2. Persist the bind failure (MCP server name, address, port, and errno/code) to the diagnostic log, so a local listener-bind failure can be distinguished from an actual auth-provider failure.

Additional context

• OS / environment: Windows (win32-x64). Reproduced on a Microsoft Dev Box / Windows 365 Cloud PC (Manufacturer: Microsoft Corporation, Model: Virtual Machine) with hns, vmcompute, winnat, and WslService running and three excluded TCP ranges present (49723-49822, 50000-50059, 60868-60967). I did not independently determine which component created the range containing 60909.
• Trigger scope: Excluded port ranges are common on Windows developer environments that use virtualization/container networking (Hyper-V, WSL2, Docker, HNS, WinNAT). They appear to be common on Microsoft Dev Box / Windows 365 Cloud PC images where these features are enabled by default. When the condition is hit, the failure is sticky and non-obvious: the server stays failed and re-auth loops until the hidden cached registration files are removed.
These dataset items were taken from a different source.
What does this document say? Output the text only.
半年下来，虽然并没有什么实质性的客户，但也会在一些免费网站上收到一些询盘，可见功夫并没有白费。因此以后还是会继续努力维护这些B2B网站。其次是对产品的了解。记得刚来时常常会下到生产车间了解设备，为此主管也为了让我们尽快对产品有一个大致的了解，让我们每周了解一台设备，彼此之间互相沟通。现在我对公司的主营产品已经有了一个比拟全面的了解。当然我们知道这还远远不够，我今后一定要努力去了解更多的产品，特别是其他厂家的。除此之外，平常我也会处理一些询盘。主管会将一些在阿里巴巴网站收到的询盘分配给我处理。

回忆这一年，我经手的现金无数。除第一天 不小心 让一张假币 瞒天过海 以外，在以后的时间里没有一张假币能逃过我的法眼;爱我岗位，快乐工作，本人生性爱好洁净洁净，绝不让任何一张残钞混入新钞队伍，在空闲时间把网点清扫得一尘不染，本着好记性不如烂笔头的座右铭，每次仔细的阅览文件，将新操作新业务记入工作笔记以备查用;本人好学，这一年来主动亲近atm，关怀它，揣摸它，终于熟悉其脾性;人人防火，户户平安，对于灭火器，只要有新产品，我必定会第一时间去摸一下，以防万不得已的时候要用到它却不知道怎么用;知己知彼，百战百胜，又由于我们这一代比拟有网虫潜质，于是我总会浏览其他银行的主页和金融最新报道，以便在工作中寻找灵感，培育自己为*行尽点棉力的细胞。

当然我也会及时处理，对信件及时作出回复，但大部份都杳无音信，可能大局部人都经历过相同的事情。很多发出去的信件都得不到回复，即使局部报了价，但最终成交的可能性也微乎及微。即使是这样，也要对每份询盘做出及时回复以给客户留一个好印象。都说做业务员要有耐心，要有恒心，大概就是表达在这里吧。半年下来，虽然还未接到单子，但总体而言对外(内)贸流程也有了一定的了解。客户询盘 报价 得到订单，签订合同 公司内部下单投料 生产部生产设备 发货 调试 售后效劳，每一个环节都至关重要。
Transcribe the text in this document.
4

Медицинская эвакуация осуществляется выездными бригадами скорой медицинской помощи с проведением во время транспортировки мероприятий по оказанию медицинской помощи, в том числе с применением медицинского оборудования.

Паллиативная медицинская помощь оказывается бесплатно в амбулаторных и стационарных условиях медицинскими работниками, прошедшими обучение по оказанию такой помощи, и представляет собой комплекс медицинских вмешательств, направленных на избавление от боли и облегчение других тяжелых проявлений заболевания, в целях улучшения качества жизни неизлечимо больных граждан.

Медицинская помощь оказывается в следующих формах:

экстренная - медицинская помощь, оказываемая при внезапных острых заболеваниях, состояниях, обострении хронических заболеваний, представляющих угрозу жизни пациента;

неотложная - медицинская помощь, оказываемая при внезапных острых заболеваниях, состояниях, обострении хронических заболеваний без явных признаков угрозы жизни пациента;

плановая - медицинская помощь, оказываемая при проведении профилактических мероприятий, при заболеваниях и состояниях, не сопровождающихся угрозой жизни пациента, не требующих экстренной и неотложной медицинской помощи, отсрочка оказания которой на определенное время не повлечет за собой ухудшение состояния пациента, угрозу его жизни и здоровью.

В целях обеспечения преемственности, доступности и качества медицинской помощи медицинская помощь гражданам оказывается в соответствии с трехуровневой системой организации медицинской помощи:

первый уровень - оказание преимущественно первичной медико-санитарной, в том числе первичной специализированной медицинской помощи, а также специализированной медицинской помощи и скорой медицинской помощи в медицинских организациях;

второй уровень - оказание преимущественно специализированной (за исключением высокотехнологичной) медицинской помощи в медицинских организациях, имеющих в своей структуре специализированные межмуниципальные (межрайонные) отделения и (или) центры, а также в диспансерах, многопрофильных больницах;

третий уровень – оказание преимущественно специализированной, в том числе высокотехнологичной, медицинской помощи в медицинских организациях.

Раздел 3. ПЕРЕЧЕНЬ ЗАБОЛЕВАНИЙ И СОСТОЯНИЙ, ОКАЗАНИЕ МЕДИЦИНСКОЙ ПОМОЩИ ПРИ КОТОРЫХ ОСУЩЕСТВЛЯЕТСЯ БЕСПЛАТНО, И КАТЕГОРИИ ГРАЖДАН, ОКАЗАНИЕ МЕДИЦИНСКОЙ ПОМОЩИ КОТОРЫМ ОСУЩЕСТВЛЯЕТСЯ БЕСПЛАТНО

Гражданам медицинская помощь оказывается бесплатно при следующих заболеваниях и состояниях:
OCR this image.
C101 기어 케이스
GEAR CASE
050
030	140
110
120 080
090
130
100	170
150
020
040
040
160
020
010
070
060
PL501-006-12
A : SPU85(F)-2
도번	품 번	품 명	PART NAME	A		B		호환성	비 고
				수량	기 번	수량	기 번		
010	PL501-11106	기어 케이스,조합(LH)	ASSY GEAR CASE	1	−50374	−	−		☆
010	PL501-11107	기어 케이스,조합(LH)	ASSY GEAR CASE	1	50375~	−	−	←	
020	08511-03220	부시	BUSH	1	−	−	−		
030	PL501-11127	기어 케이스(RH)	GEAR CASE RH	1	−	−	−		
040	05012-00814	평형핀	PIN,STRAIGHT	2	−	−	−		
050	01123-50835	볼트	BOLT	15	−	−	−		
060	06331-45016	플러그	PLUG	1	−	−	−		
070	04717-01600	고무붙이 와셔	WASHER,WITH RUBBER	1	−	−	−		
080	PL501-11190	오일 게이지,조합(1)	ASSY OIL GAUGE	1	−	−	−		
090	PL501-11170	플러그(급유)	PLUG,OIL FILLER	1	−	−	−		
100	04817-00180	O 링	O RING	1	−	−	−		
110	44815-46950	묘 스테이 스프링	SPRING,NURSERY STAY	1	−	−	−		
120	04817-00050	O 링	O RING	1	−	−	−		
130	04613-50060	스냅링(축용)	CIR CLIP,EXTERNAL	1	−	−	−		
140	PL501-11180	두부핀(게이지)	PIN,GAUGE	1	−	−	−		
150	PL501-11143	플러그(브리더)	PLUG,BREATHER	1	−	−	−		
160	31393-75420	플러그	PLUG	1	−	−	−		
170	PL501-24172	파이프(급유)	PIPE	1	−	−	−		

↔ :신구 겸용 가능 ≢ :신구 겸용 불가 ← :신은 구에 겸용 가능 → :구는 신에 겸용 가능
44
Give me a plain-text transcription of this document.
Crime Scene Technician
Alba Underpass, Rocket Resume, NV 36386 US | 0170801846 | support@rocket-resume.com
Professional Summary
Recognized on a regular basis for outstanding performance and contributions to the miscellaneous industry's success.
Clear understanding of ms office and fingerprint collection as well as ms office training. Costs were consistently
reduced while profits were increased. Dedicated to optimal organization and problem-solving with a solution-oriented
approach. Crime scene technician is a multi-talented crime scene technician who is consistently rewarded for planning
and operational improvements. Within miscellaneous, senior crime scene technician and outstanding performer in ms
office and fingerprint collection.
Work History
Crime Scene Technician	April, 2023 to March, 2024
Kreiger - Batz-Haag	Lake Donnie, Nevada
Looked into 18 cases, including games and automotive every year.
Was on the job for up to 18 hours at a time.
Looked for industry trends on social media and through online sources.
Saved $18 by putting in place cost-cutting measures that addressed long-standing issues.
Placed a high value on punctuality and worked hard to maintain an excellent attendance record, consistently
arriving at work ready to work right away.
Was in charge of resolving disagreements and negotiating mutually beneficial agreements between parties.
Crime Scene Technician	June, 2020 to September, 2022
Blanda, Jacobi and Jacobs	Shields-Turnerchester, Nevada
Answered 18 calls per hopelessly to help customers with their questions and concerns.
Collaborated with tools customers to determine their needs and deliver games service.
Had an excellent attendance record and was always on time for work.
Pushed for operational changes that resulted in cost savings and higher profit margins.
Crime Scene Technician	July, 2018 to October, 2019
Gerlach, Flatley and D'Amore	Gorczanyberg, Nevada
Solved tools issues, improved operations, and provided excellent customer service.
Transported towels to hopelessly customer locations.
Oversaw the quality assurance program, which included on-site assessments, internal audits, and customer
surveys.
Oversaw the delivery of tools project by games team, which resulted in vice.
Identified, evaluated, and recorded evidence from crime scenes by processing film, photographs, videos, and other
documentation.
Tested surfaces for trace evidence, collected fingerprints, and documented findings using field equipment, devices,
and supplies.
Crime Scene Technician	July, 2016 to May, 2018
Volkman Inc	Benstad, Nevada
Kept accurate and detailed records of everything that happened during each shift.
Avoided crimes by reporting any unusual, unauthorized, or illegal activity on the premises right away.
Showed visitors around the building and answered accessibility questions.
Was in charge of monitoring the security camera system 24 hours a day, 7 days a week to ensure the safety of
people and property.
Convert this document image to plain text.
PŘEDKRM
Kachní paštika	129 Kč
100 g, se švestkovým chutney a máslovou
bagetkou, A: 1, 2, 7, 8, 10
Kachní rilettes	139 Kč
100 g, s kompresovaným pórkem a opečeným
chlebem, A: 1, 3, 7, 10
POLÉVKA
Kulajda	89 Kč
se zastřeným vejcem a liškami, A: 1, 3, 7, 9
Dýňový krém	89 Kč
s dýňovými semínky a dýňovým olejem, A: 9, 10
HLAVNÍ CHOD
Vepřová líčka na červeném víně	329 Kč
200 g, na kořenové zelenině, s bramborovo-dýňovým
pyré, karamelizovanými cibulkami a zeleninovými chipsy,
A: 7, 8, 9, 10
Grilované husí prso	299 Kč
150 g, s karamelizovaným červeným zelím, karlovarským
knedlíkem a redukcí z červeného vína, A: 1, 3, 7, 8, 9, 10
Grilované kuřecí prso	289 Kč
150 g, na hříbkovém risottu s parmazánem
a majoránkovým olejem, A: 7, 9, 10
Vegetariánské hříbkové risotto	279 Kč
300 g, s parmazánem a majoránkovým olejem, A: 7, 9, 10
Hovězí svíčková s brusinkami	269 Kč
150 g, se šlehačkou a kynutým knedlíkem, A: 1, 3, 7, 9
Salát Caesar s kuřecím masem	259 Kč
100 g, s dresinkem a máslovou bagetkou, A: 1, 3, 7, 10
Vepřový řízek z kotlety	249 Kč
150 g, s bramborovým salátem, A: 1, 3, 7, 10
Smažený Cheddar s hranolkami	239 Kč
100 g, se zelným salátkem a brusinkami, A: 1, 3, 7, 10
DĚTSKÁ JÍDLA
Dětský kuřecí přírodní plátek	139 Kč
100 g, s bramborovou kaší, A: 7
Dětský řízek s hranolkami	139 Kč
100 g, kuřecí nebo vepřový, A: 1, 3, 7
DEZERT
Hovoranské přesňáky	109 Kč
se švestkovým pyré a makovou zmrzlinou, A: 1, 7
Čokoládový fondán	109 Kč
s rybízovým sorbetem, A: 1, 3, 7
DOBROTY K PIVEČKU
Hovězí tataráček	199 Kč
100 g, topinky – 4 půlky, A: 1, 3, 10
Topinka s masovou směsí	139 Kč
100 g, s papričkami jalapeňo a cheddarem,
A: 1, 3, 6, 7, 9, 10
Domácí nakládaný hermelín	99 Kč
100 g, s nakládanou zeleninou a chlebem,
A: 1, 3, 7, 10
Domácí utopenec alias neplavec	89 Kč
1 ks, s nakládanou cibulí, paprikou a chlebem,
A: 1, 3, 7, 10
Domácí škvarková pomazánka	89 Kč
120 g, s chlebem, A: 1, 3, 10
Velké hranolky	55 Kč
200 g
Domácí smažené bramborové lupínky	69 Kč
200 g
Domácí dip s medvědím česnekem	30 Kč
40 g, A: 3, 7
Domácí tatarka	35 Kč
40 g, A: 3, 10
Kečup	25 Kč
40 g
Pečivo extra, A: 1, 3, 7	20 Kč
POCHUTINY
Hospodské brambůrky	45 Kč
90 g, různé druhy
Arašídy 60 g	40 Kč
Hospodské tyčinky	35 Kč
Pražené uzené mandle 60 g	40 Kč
• Manual workaround that fixed it: delete the server's <hash>.json registration and <hash>.tokens.json from ~/.copilot/mcp-oauth-config/, then re-auth — the CLI re-registers on a new (bindable) port and authentication succeeds.
• I found related but apparently distinct OAuth issues (Can not authorize MCP server using Oauth #3393, MCP OAuth in headless session times out #3039 headless/SSH browser; Drive MCP OAuth not attached: tools fail with 'missing required authentication credential' after successful reauth #3838 reauth not attached). I did not find one covering a Windows excluded-port listener bind failure.